CUPE NB supports our members’ efforts to further the goals of reconciliation by making land acknowledgements. The union urges its members to use unequivocally the words “unceded”, “unsurrendered”, and “stolen” to describe the lands upon which we live.
“Any attempt to discipline our members for making land acknowledgements will be met with grievances,” said Steve Drost, President of CUPE NB. “This is an unconscionable directive that flies in the face of reconciliation, and we view it as a violation of the right to free speech.”
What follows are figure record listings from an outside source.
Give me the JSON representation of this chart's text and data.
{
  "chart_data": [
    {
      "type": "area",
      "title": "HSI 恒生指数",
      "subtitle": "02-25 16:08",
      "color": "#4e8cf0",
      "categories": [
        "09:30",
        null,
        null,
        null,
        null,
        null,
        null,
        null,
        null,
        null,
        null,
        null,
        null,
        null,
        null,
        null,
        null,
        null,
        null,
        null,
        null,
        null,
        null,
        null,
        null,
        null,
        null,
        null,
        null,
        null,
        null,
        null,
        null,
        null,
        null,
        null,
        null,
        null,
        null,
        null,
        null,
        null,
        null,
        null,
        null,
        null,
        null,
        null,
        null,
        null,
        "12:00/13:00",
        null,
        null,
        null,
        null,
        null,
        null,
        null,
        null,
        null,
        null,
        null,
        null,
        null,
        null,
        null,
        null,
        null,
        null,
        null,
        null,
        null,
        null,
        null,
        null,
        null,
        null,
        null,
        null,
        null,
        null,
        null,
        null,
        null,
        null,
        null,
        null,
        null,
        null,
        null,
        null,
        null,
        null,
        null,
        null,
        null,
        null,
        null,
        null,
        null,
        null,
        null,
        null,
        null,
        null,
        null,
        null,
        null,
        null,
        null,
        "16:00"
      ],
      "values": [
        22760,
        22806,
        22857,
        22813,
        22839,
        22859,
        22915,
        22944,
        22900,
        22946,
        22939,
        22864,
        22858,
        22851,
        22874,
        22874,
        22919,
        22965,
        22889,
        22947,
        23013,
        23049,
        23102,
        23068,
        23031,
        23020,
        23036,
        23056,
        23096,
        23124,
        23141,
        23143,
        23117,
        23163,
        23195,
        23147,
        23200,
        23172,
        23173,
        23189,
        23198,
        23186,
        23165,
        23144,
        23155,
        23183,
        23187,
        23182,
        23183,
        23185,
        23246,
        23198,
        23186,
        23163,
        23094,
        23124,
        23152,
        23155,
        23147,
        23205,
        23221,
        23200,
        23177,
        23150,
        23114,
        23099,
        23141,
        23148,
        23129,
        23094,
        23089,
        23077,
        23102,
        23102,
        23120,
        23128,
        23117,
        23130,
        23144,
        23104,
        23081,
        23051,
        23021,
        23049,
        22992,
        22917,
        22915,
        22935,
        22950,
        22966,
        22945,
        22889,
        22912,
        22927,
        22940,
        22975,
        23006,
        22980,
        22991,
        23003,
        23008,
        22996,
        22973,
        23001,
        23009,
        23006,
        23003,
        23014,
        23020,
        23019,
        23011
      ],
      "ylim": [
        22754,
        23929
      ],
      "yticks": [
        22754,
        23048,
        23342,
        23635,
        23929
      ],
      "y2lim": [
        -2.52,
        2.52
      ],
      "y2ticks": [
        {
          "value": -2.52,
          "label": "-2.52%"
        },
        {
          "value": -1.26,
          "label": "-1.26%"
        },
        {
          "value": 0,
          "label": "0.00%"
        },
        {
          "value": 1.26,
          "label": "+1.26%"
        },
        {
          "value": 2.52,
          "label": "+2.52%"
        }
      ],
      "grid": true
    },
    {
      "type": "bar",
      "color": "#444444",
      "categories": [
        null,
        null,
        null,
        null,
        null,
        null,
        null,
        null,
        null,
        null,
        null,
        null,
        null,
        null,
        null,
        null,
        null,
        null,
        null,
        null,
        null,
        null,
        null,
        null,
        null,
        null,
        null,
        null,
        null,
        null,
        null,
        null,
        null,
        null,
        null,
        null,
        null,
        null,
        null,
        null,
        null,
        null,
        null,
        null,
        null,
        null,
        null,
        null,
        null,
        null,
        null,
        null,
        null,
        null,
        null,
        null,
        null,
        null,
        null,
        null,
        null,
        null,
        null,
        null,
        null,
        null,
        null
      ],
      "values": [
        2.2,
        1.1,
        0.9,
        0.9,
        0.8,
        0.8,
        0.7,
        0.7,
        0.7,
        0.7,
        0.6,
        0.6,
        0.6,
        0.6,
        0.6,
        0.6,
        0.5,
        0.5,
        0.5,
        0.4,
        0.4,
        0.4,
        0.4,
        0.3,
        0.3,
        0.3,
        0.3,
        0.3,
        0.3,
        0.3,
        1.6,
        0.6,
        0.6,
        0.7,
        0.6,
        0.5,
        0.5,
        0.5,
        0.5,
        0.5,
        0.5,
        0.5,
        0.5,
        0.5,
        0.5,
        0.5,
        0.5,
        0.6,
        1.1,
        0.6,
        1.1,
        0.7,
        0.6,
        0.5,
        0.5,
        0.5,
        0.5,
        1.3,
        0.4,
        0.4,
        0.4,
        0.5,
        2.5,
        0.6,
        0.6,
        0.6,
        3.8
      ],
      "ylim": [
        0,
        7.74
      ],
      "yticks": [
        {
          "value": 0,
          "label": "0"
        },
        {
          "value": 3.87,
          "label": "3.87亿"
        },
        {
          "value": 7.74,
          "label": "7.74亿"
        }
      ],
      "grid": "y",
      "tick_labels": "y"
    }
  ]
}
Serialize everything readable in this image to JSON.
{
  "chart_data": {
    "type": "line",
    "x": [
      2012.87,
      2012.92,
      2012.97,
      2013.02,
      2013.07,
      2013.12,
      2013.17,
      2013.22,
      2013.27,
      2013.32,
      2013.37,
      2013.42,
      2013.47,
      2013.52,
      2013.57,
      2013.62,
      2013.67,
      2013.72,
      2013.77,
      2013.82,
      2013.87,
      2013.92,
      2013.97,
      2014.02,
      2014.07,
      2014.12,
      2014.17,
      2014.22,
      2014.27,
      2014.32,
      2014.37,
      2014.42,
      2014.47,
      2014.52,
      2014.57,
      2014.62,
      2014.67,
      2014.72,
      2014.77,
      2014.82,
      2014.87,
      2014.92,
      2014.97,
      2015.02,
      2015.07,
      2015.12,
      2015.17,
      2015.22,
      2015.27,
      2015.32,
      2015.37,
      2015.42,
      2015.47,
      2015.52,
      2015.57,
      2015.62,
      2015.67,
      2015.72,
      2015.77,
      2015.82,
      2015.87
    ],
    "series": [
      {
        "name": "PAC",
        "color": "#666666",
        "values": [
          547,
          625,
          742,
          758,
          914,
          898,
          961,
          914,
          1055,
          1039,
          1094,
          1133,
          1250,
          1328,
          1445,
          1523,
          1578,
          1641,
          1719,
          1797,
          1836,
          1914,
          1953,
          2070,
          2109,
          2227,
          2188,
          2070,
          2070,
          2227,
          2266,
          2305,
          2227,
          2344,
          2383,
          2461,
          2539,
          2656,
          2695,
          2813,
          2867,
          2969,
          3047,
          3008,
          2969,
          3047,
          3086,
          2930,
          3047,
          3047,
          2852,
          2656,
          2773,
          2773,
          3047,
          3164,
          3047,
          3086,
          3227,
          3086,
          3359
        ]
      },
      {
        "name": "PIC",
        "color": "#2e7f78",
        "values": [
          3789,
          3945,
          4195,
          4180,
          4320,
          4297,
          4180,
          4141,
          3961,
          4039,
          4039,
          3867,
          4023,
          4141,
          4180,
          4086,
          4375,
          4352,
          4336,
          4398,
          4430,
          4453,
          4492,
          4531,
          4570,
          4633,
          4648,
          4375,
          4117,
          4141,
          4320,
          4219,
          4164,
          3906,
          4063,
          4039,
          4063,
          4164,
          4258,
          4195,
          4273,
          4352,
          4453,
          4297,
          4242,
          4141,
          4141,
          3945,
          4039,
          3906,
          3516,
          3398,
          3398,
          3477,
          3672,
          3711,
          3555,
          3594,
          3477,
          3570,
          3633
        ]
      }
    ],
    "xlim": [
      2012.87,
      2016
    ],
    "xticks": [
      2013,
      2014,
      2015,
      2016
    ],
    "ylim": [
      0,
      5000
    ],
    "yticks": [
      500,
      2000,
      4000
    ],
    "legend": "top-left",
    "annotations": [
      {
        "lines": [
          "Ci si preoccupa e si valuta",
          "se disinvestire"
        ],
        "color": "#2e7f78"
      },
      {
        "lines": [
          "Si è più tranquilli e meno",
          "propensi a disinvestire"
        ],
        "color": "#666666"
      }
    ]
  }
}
CUPE NB members understand that colonization is not a thing of the past, but that it continues into the present. The Government of New Brunswick’s memo is an example of this colonial power. In seeking to prohibit employees from using factually accurate words like “unceded” and “unsurrendered”, the memo implies that this land was ceded or surrendered. This is a colonial attempt to undermine Indigenous sovereignty. Moreover, it infringes on our members’ right to free expression, and it attempts to pit public sector workers against Indigenous communities.
“That New Brunswick exists on the stolen, unceded and unsurrendered lands of the Mi’kmaq, Wolastoqey and Peskotomuhkati is not up for debate – it is a fact,” Drost said.
On behalf of the 28,000 CUPE members of New Brunswick, many of whom are Indigenous, we affirm our solidarity with Indigenous communities in New Brunswick in their struggle for justice.